Ces pauvres ânes entravés tout le jour en plein cagnard ; on aimerait trancher la ficelle de leurs fers d’un coup d’opinel bien placé. Je comprends que leur proprio ne les couvre pas de petits soins et de caresses, cependant, ne serait-ce que par pur souci économique, ce ne serait pas complètement idiot de prendre soin de son « véhicule ». Mais bon, comme souvent ici, « faire », c’est déjà trop faire, c’est se prendre la tête, comme si le destin était tellement écrit d’avance qu’il ne sert à rien de vouloir influencer le déroulement des événements.

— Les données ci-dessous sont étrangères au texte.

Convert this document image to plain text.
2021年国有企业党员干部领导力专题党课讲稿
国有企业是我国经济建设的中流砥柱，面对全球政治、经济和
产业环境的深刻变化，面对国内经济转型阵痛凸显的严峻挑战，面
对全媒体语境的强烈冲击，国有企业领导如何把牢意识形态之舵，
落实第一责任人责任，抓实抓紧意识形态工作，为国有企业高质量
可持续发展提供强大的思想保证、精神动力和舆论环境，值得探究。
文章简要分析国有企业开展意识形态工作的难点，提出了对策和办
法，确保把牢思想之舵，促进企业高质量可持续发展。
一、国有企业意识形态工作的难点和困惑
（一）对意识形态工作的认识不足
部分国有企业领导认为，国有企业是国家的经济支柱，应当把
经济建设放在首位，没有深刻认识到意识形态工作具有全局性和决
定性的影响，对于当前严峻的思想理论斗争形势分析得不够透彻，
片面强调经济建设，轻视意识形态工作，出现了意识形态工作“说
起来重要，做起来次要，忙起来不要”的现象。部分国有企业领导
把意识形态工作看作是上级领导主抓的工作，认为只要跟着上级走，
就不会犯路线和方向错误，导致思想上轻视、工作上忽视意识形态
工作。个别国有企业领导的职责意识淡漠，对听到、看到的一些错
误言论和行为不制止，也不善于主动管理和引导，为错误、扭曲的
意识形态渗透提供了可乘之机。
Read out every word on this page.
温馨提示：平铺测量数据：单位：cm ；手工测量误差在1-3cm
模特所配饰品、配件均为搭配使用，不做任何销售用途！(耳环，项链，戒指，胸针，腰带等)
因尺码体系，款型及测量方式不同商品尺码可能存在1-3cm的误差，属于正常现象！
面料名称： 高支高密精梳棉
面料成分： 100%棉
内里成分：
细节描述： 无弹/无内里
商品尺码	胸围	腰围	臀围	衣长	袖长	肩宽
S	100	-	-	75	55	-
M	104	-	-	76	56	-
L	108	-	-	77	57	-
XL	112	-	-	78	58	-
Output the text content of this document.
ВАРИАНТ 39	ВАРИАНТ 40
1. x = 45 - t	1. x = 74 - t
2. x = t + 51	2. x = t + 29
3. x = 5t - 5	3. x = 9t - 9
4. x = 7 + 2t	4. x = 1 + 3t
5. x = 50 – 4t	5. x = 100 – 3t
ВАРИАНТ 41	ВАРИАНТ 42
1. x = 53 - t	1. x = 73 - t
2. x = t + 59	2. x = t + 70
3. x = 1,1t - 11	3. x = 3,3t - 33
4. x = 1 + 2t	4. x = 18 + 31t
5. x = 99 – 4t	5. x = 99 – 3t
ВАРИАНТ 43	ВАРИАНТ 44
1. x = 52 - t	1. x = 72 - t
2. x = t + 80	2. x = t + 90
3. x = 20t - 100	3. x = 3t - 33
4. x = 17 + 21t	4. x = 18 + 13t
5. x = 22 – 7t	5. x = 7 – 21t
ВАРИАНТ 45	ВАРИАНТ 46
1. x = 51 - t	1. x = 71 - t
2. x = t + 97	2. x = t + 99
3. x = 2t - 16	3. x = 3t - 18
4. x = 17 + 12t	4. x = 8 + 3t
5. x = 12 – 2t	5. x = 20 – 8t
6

« Pas nécessaire », est l’une des phrases que l’on m’aura le plus rabâchées durant le séjour ; même s’il y a de l’ombre pour l’âne à pas quinze mètres ; même si, en farfouillant dix secondes, j’ai retrouvé tous les bouchons de tous les bidons que nous remplissons tous les jours à la fontaine et dont la moitié du contenu (sans les bouchons) se vide lamentablement le long du kilomètre qui nous sépare de la maison ; même si je jure que j’ai grattouillé moins d’une minute pour retirer LA pierre d’achoppement sur laquelle absolument tout le monde se brise les orteils depuis peut-être une quinzaine d’années juste devant la porte d’entrée, porte dont les grincements stridents auront miraculeusement cessé de réveiller le grand-père (qui bosse de nuit), sitôt déposées les trois pauvres gouttes d’huile de colza que ses gonds réclamaient depuis la nuit des temps.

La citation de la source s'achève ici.